The four of us each went through highs and lows in the three years we worked on the book and became very close in the process. As with any process, it took some time for them to trust me, but once they did, they were all in, and wanted to share their vulnerabilities as well as their joy, which I always think makes for a more compelling story. 

What impact did Kibet, Kipchirchir, and Schultzs’ stories have on you?

In many ways, they helped me understand and value my own role in sports and in running, and probably helped me to let go of the standards I held myself to as an athlete. We tend to hold pro athletes in high regard that it’s easy for forget they’re just human like the rest of us. Seeing how they navigated challenges was moving, how they respected their bodies and learned how to rest when they needed to. They’ve all found ways to carve out roles for themselves in sports beyond competition, and that has helped me appreciate my own role as a storyteller.

Do you have a favorite chapter or section in All in Stride?

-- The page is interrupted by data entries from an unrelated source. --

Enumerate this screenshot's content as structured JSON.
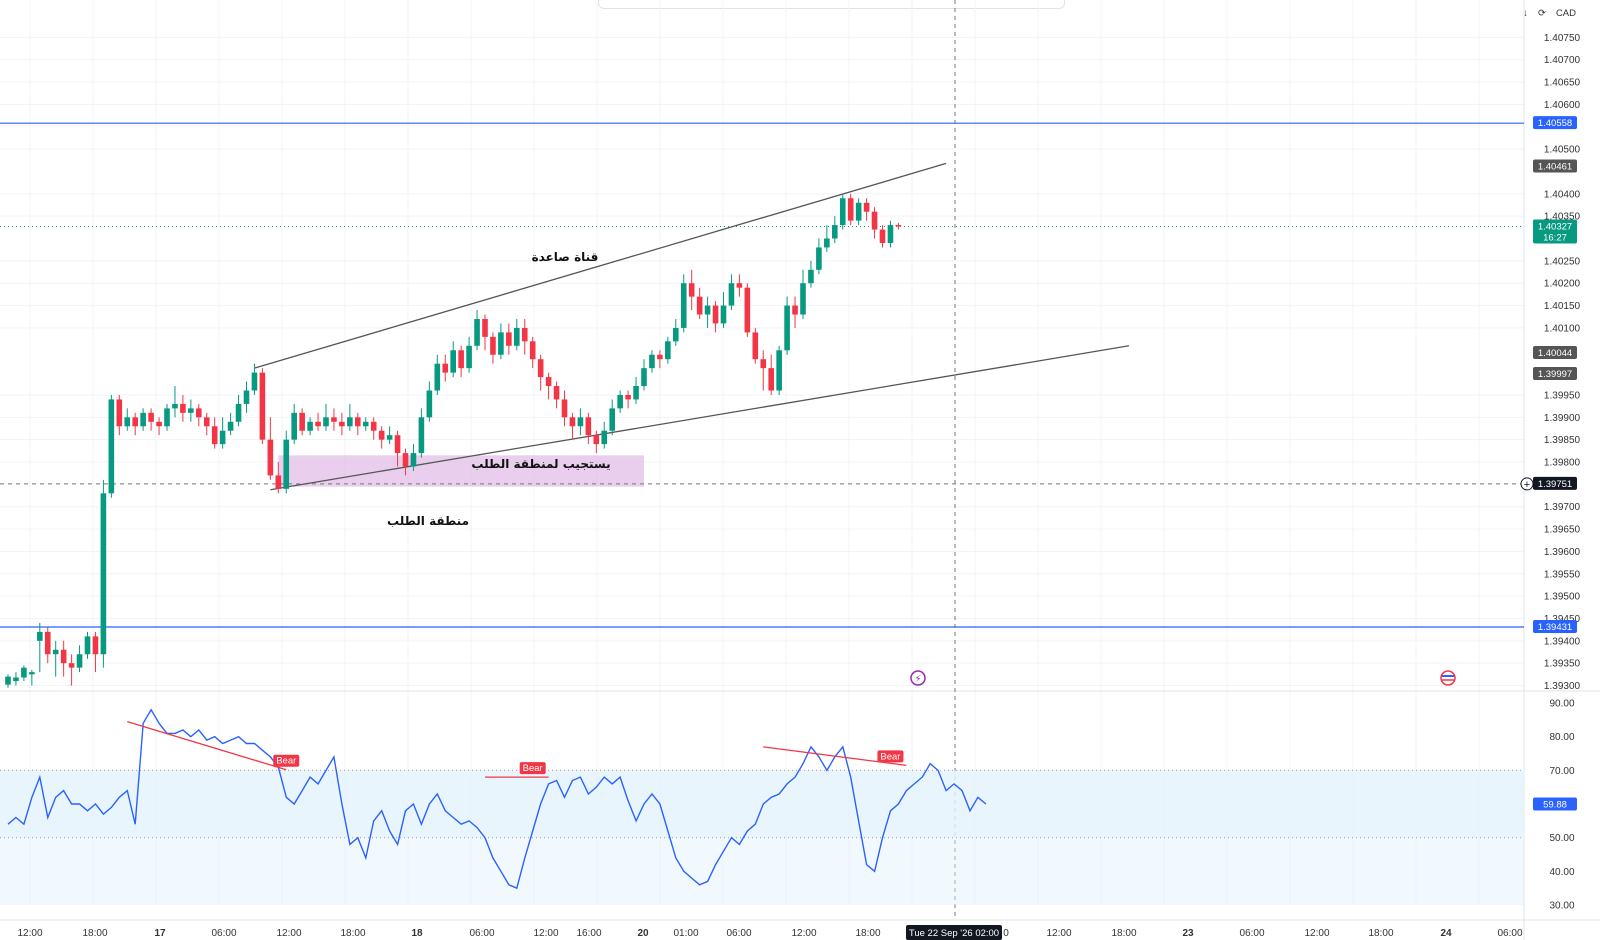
{
  "toolbar": {
    "currency": "CAD",
    "down_icon": "arrow-down-icon",
    "refresh_icon": "refresh-icon"
  },
  "colors": {
    "up": "#089981",
    "down": "#f23645",
    "level": "#2962ff",
    "rsi": "#2962ff",
    "divergence": "#f23645",
    "zone": "#e1bee7",
    "channel": "#555555"
  },
  "annotations": {
    "channel_label": "قناة صاعدة",
    "zone_response_label": "يستجيب لمنطقة الطلب",
    "zone_label": "منطقة الطلب"
  },
  "time_badge": "Tue 22 Sep '26   02:00",
  "chart_data": [
    {
      "type": "candlestick",
      "title": "",
      "ylim": [
        1.3929,
        1.408
      ],
      "price_ticks": [
        "1.40750",
        "1.40700",
        "1.40650",
        "1.40600",
        "1.40500",
        "1.40400",
        "1.40350",
        "1.40250",
        "1.40200",
        "1.40150",
        "1.40100",
        "1.39950",
        "1.39900",
        "1.39850",
        "1.39800",
        "1.39700",
        "1.39650",
        "1.39600",
        "1.39550",
        "1.39500",
        "1.39450",
        "1.39400",
        "1.39350",
        "1.39300"
      ],
      "price_badges": [
        {
          "label": "1.40558",
          "value": 1.40558,
          "color": "#2962ff"
        },
        {
          "label": "1.40461",
          "value": 1.40461,
          "color": "#555555"
        },
        {
          "label": "1.40327",
          "sub": "16:27",
          "value": 1.40327,
          "color": "#089981"
        },
        {
          "label": "1.40044",
          "value": 1.40044,
          "color": "#555555"
        },
        {
          "label": "1.39997",
          "value": 1.39997,
          "color": "#555555"
        },
        {
          "label": "1.39751",
          "value": 1.39751,
          "color": "#131722"
        },
        {
          "label": "1.39431",
          "value": 1.39431,
          "color": "#2962ff"
        }
      ],
      "horizontal_levels": [
        1.40558,
        1.39431
      ],
      "current_price": 1.40327,
      "crosshair_price": 1.39751,
      "demand_zone": {
        "from": 1.39745,
        "to": 1.39815,
        "start_bar": 34,
        "end_bar": 80
      },
      "channel": {
        "upper": [
          {
            "bar": 31,
            "price": 1.4001
          },
          {
            "bar": 118,
            "price": 1.40468
          }
        ],
        "lower": [
          {
            "bar": 33,
            "price": 1.39738
          },
          {
            "bar": 141,
            "price": 1.4006
          }
        ]
      },
      "candles": [
        [
          1.39302,
          1.3932,
          1.39295,
          1.39325
        ],
        [
          1.3931,
          1.39318,
          1.393,
          1.3933
        ],
        [
          1.39318,
          1.3934,
          1.3931,
          1.39345
        ],
        [
          1.39325,
          1.3933,
          1.393,
          1.39335
        ],
        [
          1.394,
          1.3942,
          1.3933,
          1.3944
        ],
        [
          1.3942,
          1.3937,
          1.3935,
          1.3943
        ],
        [
          1.3937,
          1.3938,
          1.3932,
          1.394
        ],
        [
          1.3938,
          1.3935,
          1.3932,
          1.394
        ],
        [
          1.3935,
          1.3934,
          1.393,
          1.3937
        ],
        [
          1.3934,
          1.3937,
          1.3933,
          1.3939
        ],
        [
          1.3937,
          1.3941,
          1.3936,
          1.3942
        ],
        [
          1.3941,
          1.3937,
          1.3933,
          1.3942
        ],
        [
          1.3937,
          1.3973,
          1.3934,
          1.3976
        ],
        [
          1.3973,
          1.3994,
          1.3972,
          1.3995
        ],
        [
          1.3994,
          1.3988,
          1.3986,
          1.3995
        ],
        [
          1.3988,
          1.399,
          1.3987,
          1.3992
        ],
        [
          1.399,
          1.3988,
          1.3986,
          1.3991
        ],
        [
          1.3988,
          1.3991,
          1.3987,
          1.3992
        ],
        [
          1.3991,
          1.3989,
          1.3987,
          1.3992
        ],
        [
          1.3989,
          1.3988,
          1.3986,
          1.399
        ],
        [
          1.3988,
          1.3992,
          1.3987,
          1.3993
        ],
        [
          1.3992,
          1.3993,
          1.399,
          1.3997
        ],
        [
          1.3993,
          1.3991,
          1.3989,
          1.3995
        ],
        [
          1.3991,
          1.3992,
          1.3989,
          1.3994
        ],
        [
          1.3992,
          1.399,
          1.3988,
          1.3993
        ],
        [
          1.399,
          1.3988,
          1.3986,
          1.3991
        ],
        [
          1.3988,
          1.3984,
          1.3983,
          1.399
        ],
        [
          1.3984,
          1.3987,
          1.3983,
          1.399
        ],
        [
          1.3987,
          1.3989,
          1.3986,
          1.3991
        ],
        [
          1.3989,
          1.3993,
          1.3988,
          1.3995
        ],
        [
          1.3993,
          1.3996,
          1.3991,
          1.3998
        ],
        [
          1.3996,
          1.4,
          1.3995,
          1.4002
        ],
        [
          1.4,
          1.3985,
          1.3984,
          1.4001
        ],
        [
          1.3985,
          1.3977,
          1.3976,
          1.399
        ],
        [
          1.3977,
          1.3974,
          1.3973,
          1.398
        ],
        [
          1.3974,
          1.3985,
          1.3973,
          1.3987
        ],
        [
          1.3985,
          1.3991,
          1.3984,
          1.3993
        ],
        [
          1.3991,
          1.3987,
          1.3986,
          1.3992
        ],
        [
          1.3987,
          1.3989,
          1.3986,
          1.399
        ],
        [
          1.3989,
          1.3988,
          1.3987,
          1.3991
        ],
        [
          1.3988,
          1.399,
          1.3987,
          1.3993
        ],
        [
          1.399,
          1.3989,
          1.3987,
          1.3992
        ],
        [
          1.3989,
          1.3988,
          1.3986,
          1.3991
        ],
        [
          1.3988,
          1.399,
          1.3987,
          1.3993
        ],
        [
          1.399,
          1.3988,
          1.3986,
          1.3991
        ],
        [
          1.3988,
          1.3989,
          1.3987,
          1.399
        ],
        [
          1.3989,
          1.3987,
          1.3985,
          1.399
        ],
        [
          1.3987,
          1.3985,
          1.3983,
          1.3988
        ],
        [
          1.3985,
          1.3986,
          1.3984,
          1.3988
        ],
        [
          1.3986,
          1.3982,
          1.3979,
          1.3987
        ],
        [
          1.3982,
          1.3979,
          1.3977,
          1.3983
        ],
        [
          1.3979,
          1.3982,
          1.3978,
          1.3984
        ],
        [
          1.3982,
          1.399,
          1.3981,
          1.3992
        ],
        [
          1.399,
          1.3996,
          1.3989,
          1.3998
        ],
        [
          1.3996,
          1.4002,
          1.3995,
          1.4004
        ],
        [
          1.4002,
          1.4,
          1.3998,
          1.4004
        ],
        [
          1.4,
          1.4005,
          1.3999,
          1.4007
        ],
        [
          1.4005,
          1.4001,
          1.3999,
          1.4006
        ],
        [
          1.4001,
          1.4006,
          1.4,
          1.4008
        ],
        [
          1.4006,
          1.4012,
          1.4005,
          1.4014
        ],
        [
          1.4012,
          1.4008,
          1.4005,
          1.4013
        ],
        [
          1.4008,
          1.4004,
          1.4002,
          1.4009
        ],
        [
          1.4004,
          1.4009,
          1.4003,
          1.4011
        ],
        [
          1.4009,
          1.4006,
          1.4004,
          1.4011
        ],
        [
          1.4006,
          1.401,
          1.4005,
          1.4012
        ],
        [
          1.401,
          1.4007,
          1.4004,
          1.4012
        ],
        [
          1.4007,
          1.4003,
          1.4001,
          1.4008
        ],
        [
          1.4003,
          1.3999,
          1.3996,
          1.4004
        ],
        [
          1.3999,
          1.3997,
          1.3994,
          1.4
        ],
        [
          1.3997,
          1.3994,
          1.3992,
          1.3998
        ],
        [
          1.3994,
          1.399,
          1.3988,
          1.3996
        ],
        [
          1.399,
          1.3988,
          1.3985,
          1.3991
        ],
        [
          1.3988,
          1.399,
          1.3986,
          1.3992
        ],
        [
          1.399,
          1.3986,
          1.3984,
          1.3991
        ],
        [
          1.3986,
          1.3984,
          1.3982,
          1.3987
        ],
        [
          1.3984,
          1.3987,
          1.3983,
          1.3989
        ],
        [
          1.3987,
          1.3992,
          1.3986,
          1.3994
        ],
        [
          1.3992,
          1.3995,
          1.3991,
          1.3996
        ],
        [
          1.3995,
          1.3994,
          1.3992,
          1.3996
        ],
        [
          1.3994,
          1.3997,
          1.3993,
          1.3999
        ],
        [
          1.3997,
          1.4001,
          1.3996,
          1.4003
        ],
        [
          1.4001,
          1.4004,
          1.4,
          1.4005
        ],
        [
          1.4004,
          1.4003,
          1.4001,
          1.4005
        ],
        [
          1.4003,
          1.4007,
          1.4002,
          1.4008
        ],
        [
          1.4007,
          1.401,
          1.4006,
          1.4012
        ],
        [
          1.401,
          1.402,
          1.4009,
          1.4022
        ],
        [
          1.402,
          1.4017,
          1.4014,
          1.4023
        ],
        [
          1.4017,
          1.4013,
          1.4012,
          1.4019
        ],
        [
          1.4013,
          1.4015,
          1.401,
          1.4017
        ],
        [
          1.4015,
          1.4011,
          1.4009,
          1.4016
        ],
        [
          1.4011,
          1.4015,
          1.401,
          1.4018
        ],
        [
          1.4015,
          1.402,
          1.4014,
          1.4022
        ],
        [
          1.402,
          1.4019,
          1.4017,
          1.4022
        ],
        [
          1.4019,
          1.4009,
          1.4008,
          1.402
        ],
        [
          1.4009,
          1.4003,
          1.4002,
          1.401
        ],
        [
          1.4003,
          1.4001,
          1.3996,
          1.4005
        ],
        [
          1.4001,
          1.3996,
          1.3995,
          1.4004
        ],
        [
          1.3996,
          1.4005,
          1.3995,
          1.4006
        ],
        [
          1.4005,
          1.4015,
          1.4004,
          1.4017
        ],
        [
          1.4015,
          1.4013,
          1.401,
          1.4017
        ],
        [
          1.4013,
          1.402,
          1.4012,
          1.4023
        ],
        [
          1.402,
          1.4023,
          1.4019,
          1.4025
        ],
        [
          1.4023,
          1.4028,
          1.4022,
          1.403
        ],
        [
          1.4028,
          1.403,
          1.4027,
          1.4033
        ],
        [
          1.403,
          1.4033,
          1.4029,
          1.4035
        ],
        [
          1.4033,
          1.4039,
          1.4032,
          1.404
        ],
        [
          1.4039,
          1.4034,
          1.4033,
          1.404
        ],
        [
          1.4034,
          1.4038,
          1.4033,
          1.4039
        ],
        [
          1.4038,
          1.4036,
          1.4034,
          1.4039
        ],
        [
          1.4036,
          1.4032,
          1.403,
          1.4037
        ],
        [
          1.4032,
          1.4029,
          1.4028,
          1.4033
        ],
        [
          1.4029,
          1.4033,
          1.4028,
          1.4034
        ],
        [
          1.4033,
          1.40327,
          1.4032,
          1.40335
        ]
      ],
      "candle_times_start_bar": 0
    },
    {
      "type": "line",
      "title": "",
      "ylim": [
        30,
        93
      ],
      "rsi_ticks": [
        "90.00",
        "80.00",
        "70.00",
        "60.00",
        "50.00",
        "40.00",
        "30.00"
      ],
      "band": [
        50,
        70
      ],
      "current_label": "59.88",
      "current_value": 59.88,
      "values": [
        54,
        56,
        54,
        62,
        68,
        56,
        62,
        64,
        60,
        60,
        58,
        60,
        57,
        59,
        62,
        64,
        54,
        84,
        88,
        84,
        81,
        81,
        82,
        80,
        82,
        79,
        80,
        78,
        79,
        80,
        78,
        78,
        76,
        74,
        71,
        62,
        60,
        64,
        68,
        66,
        70,
        74,
        60,
        48,
        50,
        44,
        55,
        58,
        52,
        48,
        58,
        60,
        54,
        60,
        63,
        58,
        56,
        54,
        55,
        53,
        50,
        44,
        40,
        36,
        35,
        44,
        52,
        60,
        66,
        67,
        62,
        67,
        68,
        63,
        65,
        68,
        66,
        68,
        61,
        55,
        60,
        63,
        60,
        52,
        44,
        40,
        38,
        36,
        37,
        42,
        46,
        50,
        48,
        52,
        54,
        60,
        62,
        63,
        66,
        68,
        72,
        77,
        74,
        70,
        74,
        77,
        68,
        55,
        42,
        40,
        50,
        58,
        60,
        64,
        66,
        68,
        72,
        70,
        64,
        66,
        64,
        58,
        62,
        60
      ],
      "divergences": [
        {
          "label": "Bear",
          "from": {
            "bar": 15,
            "value": 84.5
          },
          "to": {
            "bar": 35,
            "value": 70.2
          },
          "badge_bar": 35
        },
        {
          "label": "Bear",
          "from": {
            "bar": 60,
            "value": 68.0
          },
          "to": {
            "bar": 68,
            "value": 68.0
          },
          "badge_bar": 66
        },
        {
          "label": "Bear",
          "from": {
            "bar": 95,
            "value": 77.0
          },
          "to": {
            "bar": 113,
            "value": 71.5
          },
          "badge_bar": 111
        }
      ]
    }
  ],
  "time_axis": {
    "labels": [
      "12:00",
      "18:00",
      "17",
      "06:00",
      "12:00",
      "18:00",
      "18",
      "06:00",
      "12:00",
      "16:00",
      "20",
      "01:00",
      "06:00",
      "12:00",
      "18:00",
      "0",
      "12:00",
      "18:00",
      "23",
      "06:00",
      "12:00",
      "18:00",
      "24",
      "06:00"
    ],
    "bold": [
      "17",
      "18",
      "20",
      "23",
      "24"
    ]
  }
}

If so, what makes it special to you?

My favorite chapter is probably Shadrack’s participation as a pace setter for Eliud Kipchoge’s attempt to break the two-hour marathon. We all know how that turned out but writing that scene from a behind-the-curtain perspective was a total joy. I geeked out big time on that one. 

As this book is “more than a running or sports story”, what impact do you hope has both in and outside of the athletics community? How do you hope readers will be impacted or inspired by the stories shared in your book?

I hope that people will spend more time thinking about their perceptions of what it means to be an American. As our country’s demographics continue to change and become more vibrant, I think it’s important for us to always reflect on the journeys we ALL had to become part of the American tapestry.